假设我们有一个类似的表格
day | username | game |
------------+----------+----------+
2016-08-06 | 1 | game_A |
2016-08-06 | 1 | game_B |
2016-08-08 | 1 | game_A |
2016-08-10 | 1 | game_C |
2016-08-18 | 2 | game_C |
2016-09-18 | 2 | game_A |
2016-09-18 | 2 | game_C |
2016-10-18 | 2 | game_B |
2016-09-20 | 3 | game_C |
2016-09-22 | 3 | game_B |
你可以把它想象成Steam,就像Steam里有很多游戏一样,对吧?。
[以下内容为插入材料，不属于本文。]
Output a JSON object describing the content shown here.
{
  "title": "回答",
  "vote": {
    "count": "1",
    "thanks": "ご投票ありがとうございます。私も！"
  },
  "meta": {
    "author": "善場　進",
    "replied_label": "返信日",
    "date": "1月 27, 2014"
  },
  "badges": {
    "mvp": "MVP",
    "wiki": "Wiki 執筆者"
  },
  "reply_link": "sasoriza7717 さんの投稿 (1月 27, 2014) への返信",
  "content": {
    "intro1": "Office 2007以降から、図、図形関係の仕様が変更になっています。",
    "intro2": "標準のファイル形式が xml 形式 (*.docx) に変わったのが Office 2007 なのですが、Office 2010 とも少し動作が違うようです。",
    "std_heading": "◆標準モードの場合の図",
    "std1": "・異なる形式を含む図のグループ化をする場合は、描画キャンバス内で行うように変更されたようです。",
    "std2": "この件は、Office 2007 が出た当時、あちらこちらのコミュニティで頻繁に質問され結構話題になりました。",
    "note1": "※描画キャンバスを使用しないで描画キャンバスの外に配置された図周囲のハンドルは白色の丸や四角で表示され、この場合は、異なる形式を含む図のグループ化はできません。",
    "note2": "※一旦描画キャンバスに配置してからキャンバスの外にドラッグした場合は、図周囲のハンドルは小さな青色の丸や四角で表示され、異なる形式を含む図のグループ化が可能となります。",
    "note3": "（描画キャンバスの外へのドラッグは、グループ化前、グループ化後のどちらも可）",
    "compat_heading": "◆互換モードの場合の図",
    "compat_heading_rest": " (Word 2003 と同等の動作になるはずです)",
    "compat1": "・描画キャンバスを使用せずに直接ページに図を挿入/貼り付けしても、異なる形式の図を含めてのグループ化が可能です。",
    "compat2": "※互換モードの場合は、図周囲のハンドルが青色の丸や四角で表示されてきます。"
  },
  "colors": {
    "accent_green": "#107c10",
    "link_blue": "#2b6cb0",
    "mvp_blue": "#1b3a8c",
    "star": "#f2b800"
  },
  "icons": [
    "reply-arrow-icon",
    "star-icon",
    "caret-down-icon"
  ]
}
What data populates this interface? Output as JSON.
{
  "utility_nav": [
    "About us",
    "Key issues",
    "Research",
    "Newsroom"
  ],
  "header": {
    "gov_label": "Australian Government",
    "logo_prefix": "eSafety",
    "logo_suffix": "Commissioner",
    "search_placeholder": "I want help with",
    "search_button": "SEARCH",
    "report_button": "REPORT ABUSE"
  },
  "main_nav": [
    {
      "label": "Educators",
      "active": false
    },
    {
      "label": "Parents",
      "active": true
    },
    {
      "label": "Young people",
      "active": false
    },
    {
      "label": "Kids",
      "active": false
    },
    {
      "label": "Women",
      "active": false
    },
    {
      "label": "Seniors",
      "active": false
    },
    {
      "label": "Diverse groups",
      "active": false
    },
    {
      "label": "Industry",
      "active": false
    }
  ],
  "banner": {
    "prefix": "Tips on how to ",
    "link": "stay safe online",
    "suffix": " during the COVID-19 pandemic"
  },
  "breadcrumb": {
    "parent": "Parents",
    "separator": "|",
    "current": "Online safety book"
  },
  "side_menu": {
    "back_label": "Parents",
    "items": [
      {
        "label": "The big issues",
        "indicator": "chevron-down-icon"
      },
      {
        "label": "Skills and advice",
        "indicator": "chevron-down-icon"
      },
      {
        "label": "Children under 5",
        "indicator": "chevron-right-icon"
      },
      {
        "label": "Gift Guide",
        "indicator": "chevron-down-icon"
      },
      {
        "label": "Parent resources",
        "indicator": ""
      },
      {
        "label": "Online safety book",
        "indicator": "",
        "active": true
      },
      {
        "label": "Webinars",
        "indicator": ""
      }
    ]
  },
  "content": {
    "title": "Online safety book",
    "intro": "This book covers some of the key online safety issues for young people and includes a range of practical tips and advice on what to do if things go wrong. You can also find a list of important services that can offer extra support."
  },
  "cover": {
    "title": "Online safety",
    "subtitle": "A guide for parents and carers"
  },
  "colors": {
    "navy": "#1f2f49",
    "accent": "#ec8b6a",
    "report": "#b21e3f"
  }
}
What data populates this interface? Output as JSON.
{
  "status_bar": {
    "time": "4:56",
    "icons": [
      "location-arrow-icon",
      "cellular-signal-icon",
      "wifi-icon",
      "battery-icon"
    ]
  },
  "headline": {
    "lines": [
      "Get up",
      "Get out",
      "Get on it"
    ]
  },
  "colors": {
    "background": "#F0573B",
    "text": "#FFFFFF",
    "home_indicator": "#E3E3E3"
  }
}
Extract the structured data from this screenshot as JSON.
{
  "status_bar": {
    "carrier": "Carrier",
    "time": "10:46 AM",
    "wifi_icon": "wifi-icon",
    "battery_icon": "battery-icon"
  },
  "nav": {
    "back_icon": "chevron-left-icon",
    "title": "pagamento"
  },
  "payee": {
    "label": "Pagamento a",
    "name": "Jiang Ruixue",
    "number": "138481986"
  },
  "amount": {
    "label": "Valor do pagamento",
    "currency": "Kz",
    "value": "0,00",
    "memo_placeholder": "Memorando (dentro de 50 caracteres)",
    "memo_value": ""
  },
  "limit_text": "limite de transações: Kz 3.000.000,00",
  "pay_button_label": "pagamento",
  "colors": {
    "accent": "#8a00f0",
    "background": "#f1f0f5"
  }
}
我们想跟踪用户是否在Steam中玩了1个以上的游戏。
结果表应为
day | username | game |
------------+----------+----------+
2016-08-06 | 1 | game_A |
2016-08-06 | 1 | game_B |
2016-09-18 | 2 | game_A |
2016-09-18 | 2 | game_C |
它输出此表的原因是,您可以清楚地看到用户名1在同一天玩了game_A和game_B。与用户2相同我写的代码
select day, username, v
from
(
select day, username, count(*) as v
from table
group by day, username
) as visit
where v > 1
order by day, login
The result:
day | username | v |
------------+----------+----------+
2016-08-06 | 1 | 2 |
2016-09-18 | 2 | 2 |
我可以选择日期和用户名,但我如何准确地将它们分开,以便它也打印游戏?
使用窗口函数:
select *
from (
select t.*, count(*) over(partition by day, username) cnt
from mytable t
) t
where cnt > 1
您可以使用exists:
select t.*
from t
where exists (select 1
from t t2
where t2.day = t.day and t2.username = t.username and
t2.game <> t.game
);
注意:这解释了";多于一个游戏";作为同一用户在同一天的CCD_ 2的至少两个不同值。